Their persistence paid off in 2024, when Calci received judicial approval to tender contracts for US election events.It is a practice that has been mostly dormant since the early 1900s. On March 2, the Associated Press announced It will provide Kalshi with vote-counting and racial-calling data for national and major state elections, effectively connecting the platform directly to one of the most trusted sources of election data in the country.
Calci’s regulatory victories did not end its legal problems. States including Massachusetts, New York and Arizona have scrutinized sports-related transactions on the platform, which make up 90% of its total volume, arguing that it resembles an unlicensed sportsbook. For now, Calci’s federal status provides a shield from state gaming laws, but the tension highlights how new her business is. The company insists that its markets are federally regulated derivatives, not state gambling products.
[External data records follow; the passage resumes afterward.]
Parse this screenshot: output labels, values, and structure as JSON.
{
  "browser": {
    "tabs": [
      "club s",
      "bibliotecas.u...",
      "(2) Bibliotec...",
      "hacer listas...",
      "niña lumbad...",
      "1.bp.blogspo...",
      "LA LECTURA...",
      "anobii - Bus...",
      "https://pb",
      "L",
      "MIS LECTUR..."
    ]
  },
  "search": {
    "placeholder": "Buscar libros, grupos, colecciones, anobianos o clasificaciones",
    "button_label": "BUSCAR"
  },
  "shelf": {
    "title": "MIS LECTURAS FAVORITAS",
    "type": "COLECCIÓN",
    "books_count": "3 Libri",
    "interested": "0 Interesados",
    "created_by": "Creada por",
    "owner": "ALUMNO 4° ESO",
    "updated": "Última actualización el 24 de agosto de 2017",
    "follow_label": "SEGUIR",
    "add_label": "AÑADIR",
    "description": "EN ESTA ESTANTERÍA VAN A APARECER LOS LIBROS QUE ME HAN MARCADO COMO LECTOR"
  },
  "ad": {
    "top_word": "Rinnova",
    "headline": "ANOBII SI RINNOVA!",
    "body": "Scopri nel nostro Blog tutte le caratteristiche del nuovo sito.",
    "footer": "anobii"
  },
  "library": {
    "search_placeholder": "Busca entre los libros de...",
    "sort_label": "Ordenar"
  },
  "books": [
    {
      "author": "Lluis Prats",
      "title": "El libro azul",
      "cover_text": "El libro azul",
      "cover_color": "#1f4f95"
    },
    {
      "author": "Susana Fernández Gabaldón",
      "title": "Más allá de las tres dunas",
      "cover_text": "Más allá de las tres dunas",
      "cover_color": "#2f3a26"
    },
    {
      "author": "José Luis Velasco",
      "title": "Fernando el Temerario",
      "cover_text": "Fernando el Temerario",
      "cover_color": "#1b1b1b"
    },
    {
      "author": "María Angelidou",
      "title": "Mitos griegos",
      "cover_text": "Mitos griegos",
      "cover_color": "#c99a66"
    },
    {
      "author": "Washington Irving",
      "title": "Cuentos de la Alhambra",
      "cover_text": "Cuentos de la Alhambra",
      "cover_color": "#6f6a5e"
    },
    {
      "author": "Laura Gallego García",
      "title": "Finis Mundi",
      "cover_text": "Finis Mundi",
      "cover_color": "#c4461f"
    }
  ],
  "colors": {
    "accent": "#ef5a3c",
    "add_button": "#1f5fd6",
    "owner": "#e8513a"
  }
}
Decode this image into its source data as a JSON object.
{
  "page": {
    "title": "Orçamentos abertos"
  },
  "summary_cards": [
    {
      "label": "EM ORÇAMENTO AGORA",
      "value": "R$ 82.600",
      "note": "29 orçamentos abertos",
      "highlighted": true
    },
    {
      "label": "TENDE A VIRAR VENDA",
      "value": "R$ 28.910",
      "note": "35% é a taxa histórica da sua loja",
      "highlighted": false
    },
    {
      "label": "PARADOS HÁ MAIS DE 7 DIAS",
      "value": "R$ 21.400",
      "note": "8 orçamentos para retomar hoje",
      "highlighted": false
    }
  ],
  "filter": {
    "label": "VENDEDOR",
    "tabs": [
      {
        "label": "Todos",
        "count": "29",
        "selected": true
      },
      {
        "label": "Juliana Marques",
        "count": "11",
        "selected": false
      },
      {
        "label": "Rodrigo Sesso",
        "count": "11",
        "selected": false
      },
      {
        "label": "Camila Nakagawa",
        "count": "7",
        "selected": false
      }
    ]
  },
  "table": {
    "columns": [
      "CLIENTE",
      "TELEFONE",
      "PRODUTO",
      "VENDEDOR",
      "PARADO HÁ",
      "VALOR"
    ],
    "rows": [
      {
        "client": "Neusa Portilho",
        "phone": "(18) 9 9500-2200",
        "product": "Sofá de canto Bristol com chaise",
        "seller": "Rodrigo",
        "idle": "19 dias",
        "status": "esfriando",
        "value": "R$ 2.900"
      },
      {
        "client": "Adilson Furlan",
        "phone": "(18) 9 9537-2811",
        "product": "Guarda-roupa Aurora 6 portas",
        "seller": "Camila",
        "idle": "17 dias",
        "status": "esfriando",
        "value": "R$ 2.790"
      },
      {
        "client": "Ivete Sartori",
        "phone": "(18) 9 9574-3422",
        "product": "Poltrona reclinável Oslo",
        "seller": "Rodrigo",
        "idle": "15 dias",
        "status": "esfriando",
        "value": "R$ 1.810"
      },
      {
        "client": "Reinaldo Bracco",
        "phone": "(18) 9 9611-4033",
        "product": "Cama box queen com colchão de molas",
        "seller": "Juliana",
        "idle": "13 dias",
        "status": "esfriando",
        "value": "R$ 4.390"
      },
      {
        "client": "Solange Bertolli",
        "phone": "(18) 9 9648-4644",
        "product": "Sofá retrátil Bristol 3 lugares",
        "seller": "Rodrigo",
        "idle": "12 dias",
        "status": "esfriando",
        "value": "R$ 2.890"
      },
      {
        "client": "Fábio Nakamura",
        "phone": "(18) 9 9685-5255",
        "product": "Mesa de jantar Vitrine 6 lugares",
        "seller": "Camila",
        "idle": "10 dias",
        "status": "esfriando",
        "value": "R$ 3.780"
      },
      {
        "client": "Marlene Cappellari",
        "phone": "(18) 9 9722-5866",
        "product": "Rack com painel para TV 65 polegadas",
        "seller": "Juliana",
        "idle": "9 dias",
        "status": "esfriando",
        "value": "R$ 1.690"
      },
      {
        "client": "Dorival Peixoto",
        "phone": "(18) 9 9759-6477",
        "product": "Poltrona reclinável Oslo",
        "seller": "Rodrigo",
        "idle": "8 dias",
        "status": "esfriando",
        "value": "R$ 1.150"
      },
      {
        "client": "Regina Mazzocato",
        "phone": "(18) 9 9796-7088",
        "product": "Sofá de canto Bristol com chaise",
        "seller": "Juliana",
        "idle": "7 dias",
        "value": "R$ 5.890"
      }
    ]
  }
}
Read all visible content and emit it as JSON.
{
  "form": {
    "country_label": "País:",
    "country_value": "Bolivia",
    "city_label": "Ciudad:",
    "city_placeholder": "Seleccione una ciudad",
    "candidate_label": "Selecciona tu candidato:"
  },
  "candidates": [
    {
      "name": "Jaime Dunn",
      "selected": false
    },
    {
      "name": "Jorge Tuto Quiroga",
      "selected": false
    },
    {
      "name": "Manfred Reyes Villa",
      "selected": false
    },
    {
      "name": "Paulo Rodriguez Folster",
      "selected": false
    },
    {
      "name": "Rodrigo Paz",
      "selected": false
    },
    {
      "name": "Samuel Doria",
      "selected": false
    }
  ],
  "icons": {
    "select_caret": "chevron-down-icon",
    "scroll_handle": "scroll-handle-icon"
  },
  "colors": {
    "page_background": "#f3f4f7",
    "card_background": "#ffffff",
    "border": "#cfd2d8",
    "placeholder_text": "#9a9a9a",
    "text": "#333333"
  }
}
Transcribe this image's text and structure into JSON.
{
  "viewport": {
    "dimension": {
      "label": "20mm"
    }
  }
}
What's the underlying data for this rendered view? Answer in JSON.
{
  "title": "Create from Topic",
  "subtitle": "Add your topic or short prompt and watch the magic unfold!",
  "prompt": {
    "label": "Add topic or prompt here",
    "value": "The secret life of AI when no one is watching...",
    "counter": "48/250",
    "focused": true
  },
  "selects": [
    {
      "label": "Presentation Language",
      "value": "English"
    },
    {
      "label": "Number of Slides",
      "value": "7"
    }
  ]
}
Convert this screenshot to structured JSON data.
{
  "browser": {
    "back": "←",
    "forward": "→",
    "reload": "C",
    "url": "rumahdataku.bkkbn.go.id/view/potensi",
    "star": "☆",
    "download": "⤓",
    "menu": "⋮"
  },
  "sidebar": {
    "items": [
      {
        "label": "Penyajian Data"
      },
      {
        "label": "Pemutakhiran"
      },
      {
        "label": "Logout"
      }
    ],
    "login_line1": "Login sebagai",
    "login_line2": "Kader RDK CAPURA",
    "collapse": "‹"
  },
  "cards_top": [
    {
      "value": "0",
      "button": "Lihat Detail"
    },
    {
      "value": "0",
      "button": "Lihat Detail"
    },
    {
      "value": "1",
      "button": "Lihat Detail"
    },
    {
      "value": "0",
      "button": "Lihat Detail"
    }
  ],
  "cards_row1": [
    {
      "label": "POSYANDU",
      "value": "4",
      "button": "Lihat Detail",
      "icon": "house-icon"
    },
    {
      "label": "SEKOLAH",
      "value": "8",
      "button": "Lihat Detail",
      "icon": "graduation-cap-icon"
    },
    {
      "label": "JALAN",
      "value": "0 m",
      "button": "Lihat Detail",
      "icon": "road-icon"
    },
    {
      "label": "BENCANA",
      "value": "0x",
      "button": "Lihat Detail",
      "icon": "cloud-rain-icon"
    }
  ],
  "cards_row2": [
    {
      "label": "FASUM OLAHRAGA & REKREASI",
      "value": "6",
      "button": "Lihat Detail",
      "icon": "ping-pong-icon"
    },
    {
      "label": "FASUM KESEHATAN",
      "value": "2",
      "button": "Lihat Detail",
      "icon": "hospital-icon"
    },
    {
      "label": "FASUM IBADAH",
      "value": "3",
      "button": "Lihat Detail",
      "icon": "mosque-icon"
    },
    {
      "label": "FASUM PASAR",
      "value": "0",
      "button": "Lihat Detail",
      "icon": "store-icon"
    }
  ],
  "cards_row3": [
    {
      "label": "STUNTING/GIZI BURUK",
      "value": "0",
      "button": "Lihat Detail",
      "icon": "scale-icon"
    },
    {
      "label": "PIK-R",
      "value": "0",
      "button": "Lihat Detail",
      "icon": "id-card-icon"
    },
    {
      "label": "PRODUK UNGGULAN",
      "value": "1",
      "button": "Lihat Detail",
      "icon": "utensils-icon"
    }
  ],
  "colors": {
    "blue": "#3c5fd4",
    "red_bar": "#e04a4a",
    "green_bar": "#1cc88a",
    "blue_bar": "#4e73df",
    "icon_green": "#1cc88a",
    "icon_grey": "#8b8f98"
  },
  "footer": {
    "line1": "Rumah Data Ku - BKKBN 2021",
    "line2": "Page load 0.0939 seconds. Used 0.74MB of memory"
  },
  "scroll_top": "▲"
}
Kalshi expands into Lara’s homeland
Earlier this month, Kalshi announced its first international expansion through XP International, the global arm of XP Inc. Brazilian financial giant, giving XP clients access to Kalshi’s markets through existing brokerage accounts. The issue focuses on contracts related to Brazilian inflation and interest rates, offering local investors a way to trade the macroeconomic outcomes that shape daily life in a country that has long known volatility.
Brazil is a natural fit for Lara’s vision and background. The country suffered from decades of hyperinflation before stabilizing its economy in the mid-1990s. “It’s a market that has a much greater risk tolerance and openness to innovation,” Shipman said. “Doing it the right way in the US is a huge signal to the market, so I’m not surprised they’re seeing appetite elsewhere.”
Kalshi is also strengthening its position in the US with a partnership announced this month with Cash App Pay, where users can now fund accounts using the popular payment app, a nod to the platform’s growing mainstream audience. In February, e-commerce giant Tradeweb acquired a minority stake It has formed a strategic partnership to feed Calchi data and analytics to institutional clients, a move that could make prediction markets part of the tool sets of hedge funds and asset managers.
Kalshi grows quickly. Trading volumes rose to more than $1 billion weekly, according to the company. An increase of almost 1000 percent Since 2024. The number of monthly active users has risen from about 600,000 in early 2025 to about 5.1 million today, fueled in part by great marketing like A commercial created entirely by artificial intelligence Which aired during the NBA Finals. In 2025, Calci generated $263.5 million in fee revenue on approximately $23 billion in trading volume.
“We really believe that prediction markets are going to be bigger than the stock market,” Lara said on CNBC last week.